- Directed by: Tayo Giwa
- Written by: Tayo Giwa & Cynthia Gordy Giwa
- Produced by: Tayo Giwa & Cynthia Gordy Giwa
- Cinematography: Christina Wairegi
- Edited by: Herman Jean-Noel
- Distributed by: Indie Rights
- Release dates: May 2022 (New York African Film Festival); May 12, 2023;
- Running time: 58 minutes
- Country: United States
- Language: English

= The Sun Rises in the East (film) =

Documentary film

The Sun Rises in The East is an independent documentary film created by Tayo Giwa and Cynthia Gordy Giwa. It is the first feature-length film to examine the history of The East, a Black cultural organization and meeting place formed in 1969 by teens and young adults in Bedford-Stuyvesant, Brooklyn.

== Synopsis ==

Through first-hand interviews with founding members and people who grew up in the organization as children, archival photographs, and videos, The Sun Rises in The East depicts the reverberating impact of the organization co-founded by educator and community leader Jitu Weusi.

The film shows how The East organized itself around the principle of Black self-determination, developing an independent African-centered school, daycare, restaurant, newspaper, bookstore, clothing shop, and food co-op, among other businesses.
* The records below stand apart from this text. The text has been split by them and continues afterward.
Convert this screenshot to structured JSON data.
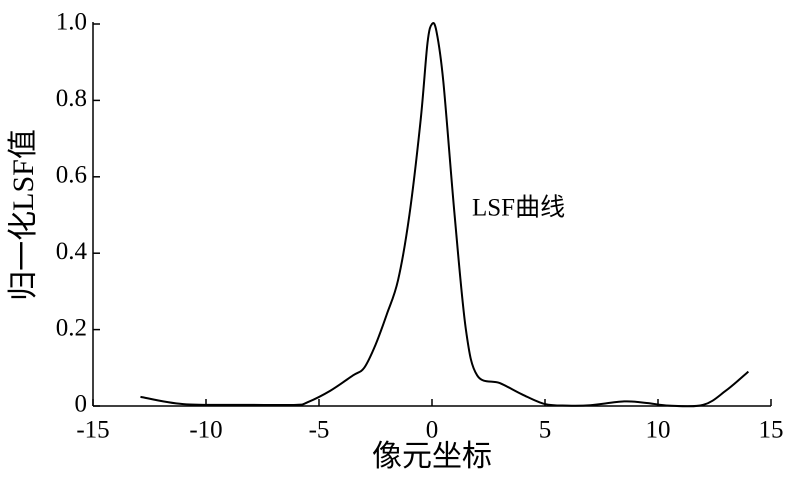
{
  "chart_data": {
    "type": "line",
    "annotation": "LSF曲线",
    "xlabel": "像元坐标",
    "ylabel": "归一化LSF值",
    "x": [
      -12.9,
      -11,
      -8,
      -6,
      -5.5,
      -4.5,
      -3.5,
      -3,
      -2.5,
      -2,
      -1.5,
      -1,
      -0.5,
      -0.2,
      0,
      0.2,
      0.5,
      1,
      1.5,
      2,
      3,
      4,
      5,
      6,
      7,
      8.5,
      9.5,
      10.5,
      12,
      13,
      14
    ],
    "series": [
      {
        "name": "LSF曲线",
        "color": "#000000",
        "values": [
          0.024,
          0.005,
          0.003,
          0.003,
          0.01,
          0.04,
          0.08,
          0.1,
          0.16,
          0.24,
          0.33,
          0.5,
          0.75,
          0.95,
          1.0,
          0.98,
          0.85,
          0.5,
          0.2,
          0.08,
          0.06,
          0.03,
          0.005,
          0.001,
          0.002,
          0.012,
          0.008,
          0.001,
          0.003,
          0.04,
          0.09
        ]
      }
    ],
    "xlim": [
      -15,
      15
    ],
    "ylim": [
      0,
      1
    ],
    "xticks": [
      -15,
      -10,
      -5,
      0,
      5,
      10,
      15
    ],
    "yticks": [
      0,
      0.2,
      0.4,
      0.6,
      0.8,
      {
        "value": 1,
        "label": "1.0"
      }
    ]
  }
}
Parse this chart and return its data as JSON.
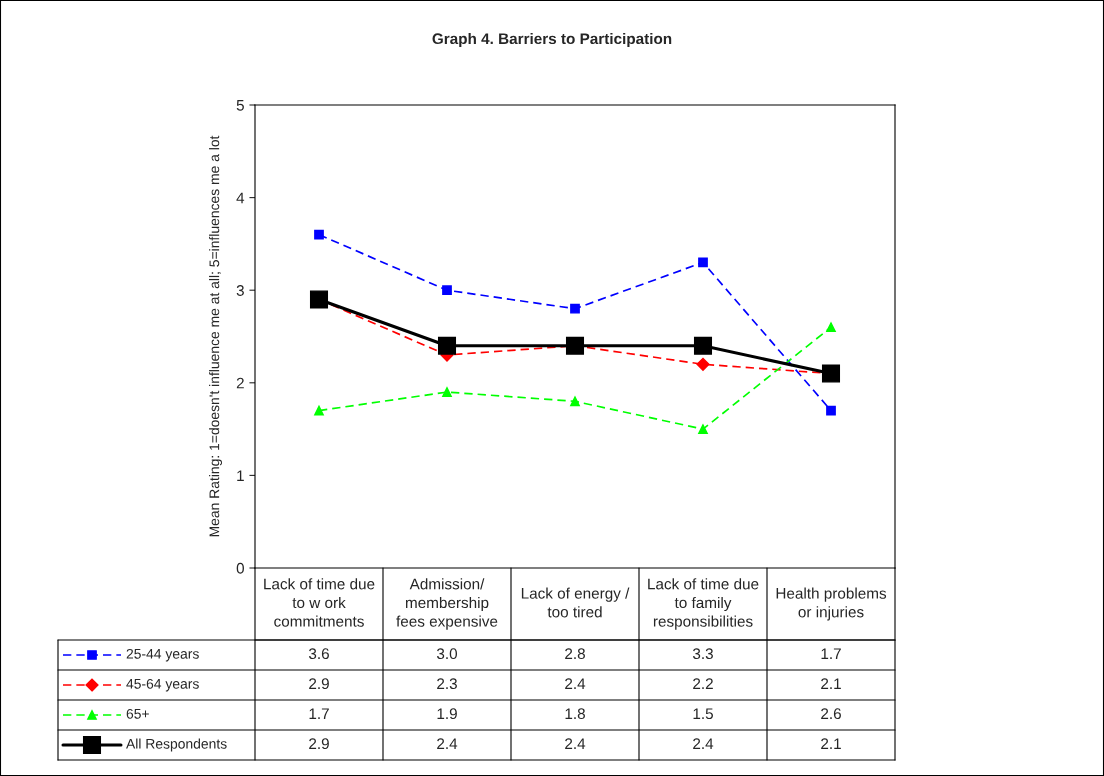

The film also depicts how the collective attracted notable figures within the Black Arts Movement to perform at its renowned performance venue—from poets like Gil Scott-Heron, Sonia Sanchez, and Haki R. Madhubuti, to musical legends such as Max Roach, Betty Carter, Sonny Rollins, Roy Ayers, Sun Ra, and Pharoah Sanders, among others. Beyond highlighting The East at its pinnacle, the Giwas also examine the challenges that led to the organization's eventual breakdown, including gender politics, government surveillance, and financial challenges.

The Giwas created the film to bring the story of the organization's influential yet little-known history to a broader audience.

== Release ==
The Sun Rises in The East debuted at the Brooklyn Academy of Music on February 24, 2022. The Giwas were invited to screen the film at multiple festivals including the New York African Film Festival hosted at Lincoln Center, Martha's Vineyard African American Film Festival, BronzeLens Film Festival, and Sidewalk Film Festival. The documentary earned an African Movie Academy Award nomination in 2022 for Best Diaspora Documentary, and was featured by The New York Times.

The documentary was acquired for digital distribution globally by Indie Rights and released for streaming on Amazon Prime, Tubi, Google Play, and YouTube in May 2023.